Located in the heart of the financial district at Fifth and Mission Streets, the Granite Lady has, in recent years, fallen into disrepair. Recent earth tremors have left cracks in its foundation.

Modern building codes in San Francisco require it to be earthquake proof – an expensive proposition – and a restoration would run into the millions of dollars, which the government no longer has to spend.

Enter Dr. Donald Kagin, a well-known Bay Area coin dealer whose Ph.D. dissertation was done on Pioneer gold, and whose single-minded dedication to restoring and saving the Old San Francisco Mint has now extended to trying to create a commemorative coin program to fund the restoration process.

He approached both of California’s U.S. Democratic senators, Dianne Feinstein and Barbara Boxer, with the commemorative coin idea, based on an article that had appeared in Numismatic News.

The result was legislation that was introduced calling for coins with a surcharge dedicated to San Francisco Mint restoration.

Two coins, a $5 gold piece and a silver dollar, are the object of the legislation. Surcharges of $35 for the gold coin and $10 for the silver dollar coin are contemplated.

Mintage is limited to 100,00 gold pieces and a half million silver dollars. In a sellout, a total of $8.5 million would be raised for restoration of the Granite Lady.

The legislation also contains precatory language that is interesting for a prospective law to have – a recitation of rare coin values. The findings made by Congress are historic firsts in contemporary numismatics.

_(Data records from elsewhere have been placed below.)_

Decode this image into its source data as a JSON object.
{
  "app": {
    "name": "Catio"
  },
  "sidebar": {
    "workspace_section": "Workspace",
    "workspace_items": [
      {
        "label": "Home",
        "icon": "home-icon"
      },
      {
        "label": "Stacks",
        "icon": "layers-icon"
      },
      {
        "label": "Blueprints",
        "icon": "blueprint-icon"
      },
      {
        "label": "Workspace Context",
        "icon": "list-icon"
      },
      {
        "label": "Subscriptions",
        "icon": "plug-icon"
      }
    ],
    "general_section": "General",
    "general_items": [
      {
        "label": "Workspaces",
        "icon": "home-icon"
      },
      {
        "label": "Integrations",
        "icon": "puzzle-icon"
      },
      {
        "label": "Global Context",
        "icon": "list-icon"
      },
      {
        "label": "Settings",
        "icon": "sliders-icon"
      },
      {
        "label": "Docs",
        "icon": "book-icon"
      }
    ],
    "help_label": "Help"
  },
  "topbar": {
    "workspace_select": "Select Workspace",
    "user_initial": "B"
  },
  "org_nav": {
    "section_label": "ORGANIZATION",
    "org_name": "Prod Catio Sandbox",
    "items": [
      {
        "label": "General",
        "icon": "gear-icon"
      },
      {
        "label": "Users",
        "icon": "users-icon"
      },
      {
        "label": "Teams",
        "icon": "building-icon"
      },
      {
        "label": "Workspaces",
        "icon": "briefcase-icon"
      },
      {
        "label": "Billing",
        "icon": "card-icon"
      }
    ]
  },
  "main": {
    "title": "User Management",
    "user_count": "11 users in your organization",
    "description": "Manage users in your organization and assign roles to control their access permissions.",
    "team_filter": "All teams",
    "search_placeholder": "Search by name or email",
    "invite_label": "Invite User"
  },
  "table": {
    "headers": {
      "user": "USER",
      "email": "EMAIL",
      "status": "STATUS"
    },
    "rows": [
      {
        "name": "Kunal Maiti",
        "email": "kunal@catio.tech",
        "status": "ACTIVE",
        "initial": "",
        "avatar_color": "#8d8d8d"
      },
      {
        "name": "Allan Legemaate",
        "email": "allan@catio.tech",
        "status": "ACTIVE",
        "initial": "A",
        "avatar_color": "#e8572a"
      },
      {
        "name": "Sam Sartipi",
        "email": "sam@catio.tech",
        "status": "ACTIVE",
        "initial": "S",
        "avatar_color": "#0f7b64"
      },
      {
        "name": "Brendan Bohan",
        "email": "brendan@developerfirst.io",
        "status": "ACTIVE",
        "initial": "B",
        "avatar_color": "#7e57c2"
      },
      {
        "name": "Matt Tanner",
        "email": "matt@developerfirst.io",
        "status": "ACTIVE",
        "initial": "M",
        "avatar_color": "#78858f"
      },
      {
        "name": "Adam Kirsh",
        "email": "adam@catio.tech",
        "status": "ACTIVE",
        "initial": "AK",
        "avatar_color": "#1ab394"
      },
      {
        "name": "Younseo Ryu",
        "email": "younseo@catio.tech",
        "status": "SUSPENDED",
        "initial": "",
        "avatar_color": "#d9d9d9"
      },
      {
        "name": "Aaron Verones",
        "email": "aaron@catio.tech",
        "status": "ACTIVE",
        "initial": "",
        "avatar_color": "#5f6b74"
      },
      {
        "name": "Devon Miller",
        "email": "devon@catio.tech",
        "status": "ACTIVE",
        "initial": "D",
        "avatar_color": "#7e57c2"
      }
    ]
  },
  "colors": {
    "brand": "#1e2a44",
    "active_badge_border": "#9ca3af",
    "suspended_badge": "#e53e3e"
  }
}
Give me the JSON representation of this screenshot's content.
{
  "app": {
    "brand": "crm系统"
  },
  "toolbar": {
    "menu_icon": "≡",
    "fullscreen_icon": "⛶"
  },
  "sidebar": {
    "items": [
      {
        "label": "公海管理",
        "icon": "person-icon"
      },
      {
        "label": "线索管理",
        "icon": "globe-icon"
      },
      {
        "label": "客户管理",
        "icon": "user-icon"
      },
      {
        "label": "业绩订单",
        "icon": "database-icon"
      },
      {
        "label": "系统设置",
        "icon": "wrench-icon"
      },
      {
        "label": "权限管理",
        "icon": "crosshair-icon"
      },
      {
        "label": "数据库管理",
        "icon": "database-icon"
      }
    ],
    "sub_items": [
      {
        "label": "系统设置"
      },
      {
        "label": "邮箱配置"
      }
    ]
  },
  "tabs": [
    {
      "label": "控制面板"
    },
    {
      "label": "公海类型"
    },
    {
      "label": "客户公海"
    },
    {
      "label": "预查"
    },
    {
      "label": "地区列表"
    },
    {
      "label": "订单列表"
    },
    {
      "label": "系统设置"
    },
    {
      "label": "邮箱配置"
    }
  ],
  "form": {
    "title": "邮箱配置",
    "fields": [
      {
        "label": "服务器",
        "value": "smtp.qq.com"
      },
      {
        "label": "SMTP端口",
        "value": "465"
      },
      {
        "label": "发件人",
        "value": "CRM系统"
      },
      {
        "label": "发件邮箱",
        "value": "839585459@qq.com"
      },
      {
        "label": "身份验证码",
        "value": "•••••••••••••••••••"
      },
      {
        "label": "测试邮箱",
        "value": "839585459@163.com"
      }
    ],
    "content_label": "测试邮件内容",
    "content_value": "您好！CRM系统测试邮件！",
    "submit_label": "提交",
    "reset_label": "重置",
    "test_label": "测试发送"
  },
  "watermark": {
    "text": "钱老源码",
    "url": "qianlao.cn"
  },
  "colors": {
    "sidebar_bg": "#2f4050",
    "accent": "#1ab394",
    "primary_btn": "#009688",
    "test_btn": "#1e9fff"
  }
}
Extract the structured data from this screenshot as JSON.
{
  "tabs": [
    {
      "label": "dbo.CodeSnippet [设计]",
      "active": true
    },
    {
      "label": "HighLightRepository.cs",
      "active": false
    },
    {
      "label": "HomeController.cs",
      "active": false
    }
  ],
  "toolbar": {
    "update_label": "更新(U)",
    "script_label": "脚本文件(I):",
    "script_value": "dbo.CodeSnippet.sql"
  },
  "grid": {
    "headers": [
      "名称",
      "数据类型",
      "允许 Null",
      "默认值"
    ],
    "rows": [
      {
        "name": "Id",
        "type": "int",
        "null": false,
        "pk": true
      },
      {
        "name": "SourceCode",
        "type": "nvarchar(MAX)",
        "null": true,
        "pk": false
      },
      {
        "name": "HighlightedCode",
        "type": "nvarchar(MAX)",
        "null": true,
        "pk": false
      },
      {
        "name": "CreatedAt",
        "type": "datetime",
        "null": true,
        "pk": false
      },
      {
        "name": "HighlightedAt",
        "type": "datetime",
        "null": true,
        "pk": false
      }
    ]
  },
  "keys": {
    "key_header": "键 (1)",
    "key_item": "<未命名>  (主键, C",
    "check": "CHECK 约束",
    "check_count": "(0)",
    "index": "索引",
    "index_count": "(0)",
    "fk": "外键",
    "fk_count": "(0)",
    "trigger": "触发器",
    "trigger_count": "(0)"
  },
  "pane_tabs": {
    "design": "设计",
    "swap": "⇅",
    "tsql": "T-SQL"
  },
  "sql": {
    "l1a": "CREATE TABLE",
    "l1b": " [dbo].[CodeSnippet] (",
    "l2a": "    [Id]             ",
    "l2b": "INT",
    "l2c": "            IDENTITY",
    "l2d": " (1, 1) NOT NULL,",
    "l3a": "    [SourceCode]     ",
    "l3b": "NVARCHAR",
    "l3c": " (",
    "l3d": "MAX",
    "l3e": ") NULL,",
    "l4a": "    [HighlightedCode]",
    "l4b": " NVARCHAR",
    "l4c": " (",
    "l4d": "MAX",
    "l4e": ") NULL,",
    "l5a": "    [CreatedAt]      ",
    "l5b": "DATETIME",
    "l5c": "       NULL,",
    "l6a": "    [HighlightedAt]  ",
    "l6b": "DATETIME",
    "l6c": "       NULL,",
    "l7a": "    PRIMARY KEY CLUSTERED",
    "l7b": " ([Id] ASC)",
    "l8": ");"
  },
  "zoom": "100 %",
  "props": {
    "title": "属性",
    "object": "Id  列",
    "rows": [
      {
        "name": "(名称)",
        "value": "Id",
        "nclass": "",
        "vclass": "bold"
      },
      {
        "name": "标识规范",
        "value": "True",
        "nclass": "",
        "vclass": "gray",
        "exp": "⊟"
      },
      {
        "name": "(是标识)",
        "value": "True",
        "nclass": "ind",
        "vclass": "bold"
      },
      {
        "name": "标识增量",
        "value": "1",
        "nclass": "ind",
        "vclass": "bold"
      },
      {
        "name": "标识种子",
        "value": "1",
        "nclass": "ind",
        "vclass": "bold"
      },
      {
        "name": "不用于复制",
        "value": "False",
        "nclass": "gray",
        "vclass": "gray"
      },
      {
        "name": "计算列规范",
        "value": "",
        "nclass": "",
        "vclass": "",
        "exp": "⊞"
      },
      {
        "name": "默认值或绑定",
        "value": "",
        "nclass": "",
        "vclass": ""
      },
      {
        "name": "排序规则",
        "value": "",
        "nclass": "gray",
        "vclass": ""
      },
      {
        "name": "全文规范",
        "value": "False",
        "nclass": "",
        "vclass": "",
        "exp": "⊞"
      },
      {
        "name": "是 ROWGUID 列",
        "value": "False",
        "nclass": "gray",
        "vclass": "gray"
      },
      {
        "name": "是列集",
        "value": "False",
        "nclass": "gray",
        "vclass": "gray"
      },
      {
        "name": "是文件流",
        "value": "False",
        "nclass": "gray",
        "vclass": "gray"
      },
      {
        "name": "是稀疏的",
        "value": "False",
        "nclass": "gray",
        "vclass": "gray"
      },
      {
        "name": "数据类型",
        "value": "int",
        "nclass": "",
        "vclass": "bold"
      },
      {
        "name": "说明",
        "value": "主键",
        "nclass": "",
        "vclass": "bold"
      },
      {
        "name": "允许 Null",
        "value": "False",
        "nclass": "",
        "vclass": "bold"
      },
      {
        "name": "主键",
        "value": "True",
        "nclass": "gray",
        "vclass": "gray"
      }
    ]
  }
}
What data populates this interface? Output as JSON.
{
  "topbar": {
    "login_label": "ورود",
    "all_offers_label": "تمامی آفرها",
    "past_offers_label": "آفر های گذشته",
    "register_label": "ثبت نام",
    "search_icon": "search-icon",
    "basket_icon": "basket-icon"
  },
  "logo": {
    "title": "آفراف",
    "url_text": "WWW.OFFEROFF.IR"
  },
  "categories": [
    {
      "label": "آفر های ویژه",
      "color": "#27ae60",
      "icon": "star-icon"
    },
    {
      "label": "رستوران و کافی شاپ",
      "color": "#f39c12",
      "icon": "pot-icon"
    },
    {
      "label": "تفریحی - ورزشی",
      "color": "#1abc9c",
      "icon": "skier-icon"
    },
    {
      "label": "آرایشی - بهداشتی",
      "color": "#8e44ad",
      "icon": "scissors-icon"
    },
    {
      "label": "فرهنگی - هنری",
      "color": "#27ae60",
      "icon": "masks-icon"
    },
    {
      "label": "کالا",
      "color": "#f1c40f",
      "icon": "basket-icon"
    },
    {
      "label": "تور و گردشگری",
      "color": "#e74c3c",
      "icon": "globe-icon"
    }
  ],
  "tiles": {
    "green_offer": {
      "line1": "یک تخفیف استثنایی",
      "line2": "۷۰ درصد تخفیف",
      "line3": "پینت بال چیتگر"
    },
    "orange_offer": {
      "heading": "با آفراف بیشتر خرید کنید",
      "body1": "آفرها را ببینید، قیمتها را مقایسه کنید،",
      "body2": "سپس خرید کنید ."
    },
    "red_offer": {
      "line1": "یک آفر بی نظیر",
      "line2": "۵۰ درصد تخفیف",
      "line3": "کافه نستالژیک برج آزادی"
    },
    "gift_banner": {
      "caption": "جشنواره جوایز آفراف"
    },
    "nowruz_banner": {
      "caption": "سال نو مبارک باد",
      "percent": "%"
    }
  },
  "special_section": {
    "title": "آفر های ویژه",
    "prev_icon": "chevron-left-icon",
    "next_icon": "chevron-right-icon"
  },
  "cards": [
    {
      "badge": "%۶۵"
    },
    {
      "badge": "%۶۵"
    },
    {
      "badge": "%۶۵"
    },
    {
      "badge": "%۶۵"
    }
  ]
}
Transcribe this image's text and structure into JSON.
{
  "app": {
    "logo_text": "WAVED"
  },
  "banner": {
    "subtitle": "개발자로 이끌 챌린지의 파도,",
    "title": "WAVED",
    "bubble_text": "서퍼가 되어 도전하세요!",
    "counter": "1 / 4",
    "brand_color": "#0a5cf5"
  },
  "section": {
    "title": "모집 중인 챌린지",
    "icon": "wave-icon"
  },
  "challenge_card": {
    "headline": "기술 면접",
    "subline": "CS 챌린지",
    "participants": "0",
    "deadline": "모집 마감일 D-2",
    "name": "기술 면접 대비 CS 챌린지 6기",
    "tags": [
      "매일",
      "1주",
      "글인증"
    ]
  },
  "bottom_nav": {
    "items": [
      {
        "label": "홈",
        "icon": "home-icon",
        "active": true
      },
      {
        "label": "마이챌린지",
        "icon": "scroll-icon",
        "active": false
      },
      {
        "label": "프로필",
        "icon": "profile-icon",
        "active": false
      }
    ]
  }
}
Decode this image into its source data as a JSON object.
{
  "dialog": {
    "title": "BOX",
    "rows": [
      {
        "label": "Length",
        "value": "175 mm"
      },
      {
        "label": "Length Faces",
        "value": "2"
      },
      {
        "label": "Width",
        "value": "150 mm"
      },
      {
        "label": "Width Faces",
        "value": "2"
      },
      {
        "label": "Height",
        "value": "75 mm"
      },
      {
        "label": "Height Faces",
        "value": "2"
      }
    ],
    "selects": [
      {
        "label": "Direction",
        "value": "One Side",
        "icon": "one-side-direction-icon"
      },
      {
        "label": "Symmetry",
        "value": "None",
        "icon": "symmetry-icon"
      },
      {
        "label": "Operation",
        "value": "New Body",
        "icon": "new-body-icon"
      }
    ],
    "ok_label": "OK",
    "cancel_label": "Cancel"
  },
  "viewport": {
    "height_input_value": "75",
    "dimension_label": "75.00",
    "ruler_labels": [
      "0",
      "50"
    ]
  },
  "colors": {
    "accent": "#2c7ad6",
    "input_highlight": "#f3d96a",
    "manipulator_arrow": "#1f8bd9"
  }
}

The Congress hereby finds as follows:
(1) The Granite Lady played an important role in the history of the Nation.

(2) The San Francisco Mint was established pursuant to an Act of Congress of July 3, 1852, to convert miners’ gold from the California gold rush into coins.

(3) The San Francisco Old Mint Building was designed by architect A.B. Mullett, who also designed the United States Treasury Building and the Old Executive Office Building.

(4) The solid construction of the Granite Lady enabled it to survive the 1906 San Francisco earthquake and fire, making it the only financial institution that was able to operate immediately after the earthquake as the treasury for disaster relief funds for the city of San Francisco.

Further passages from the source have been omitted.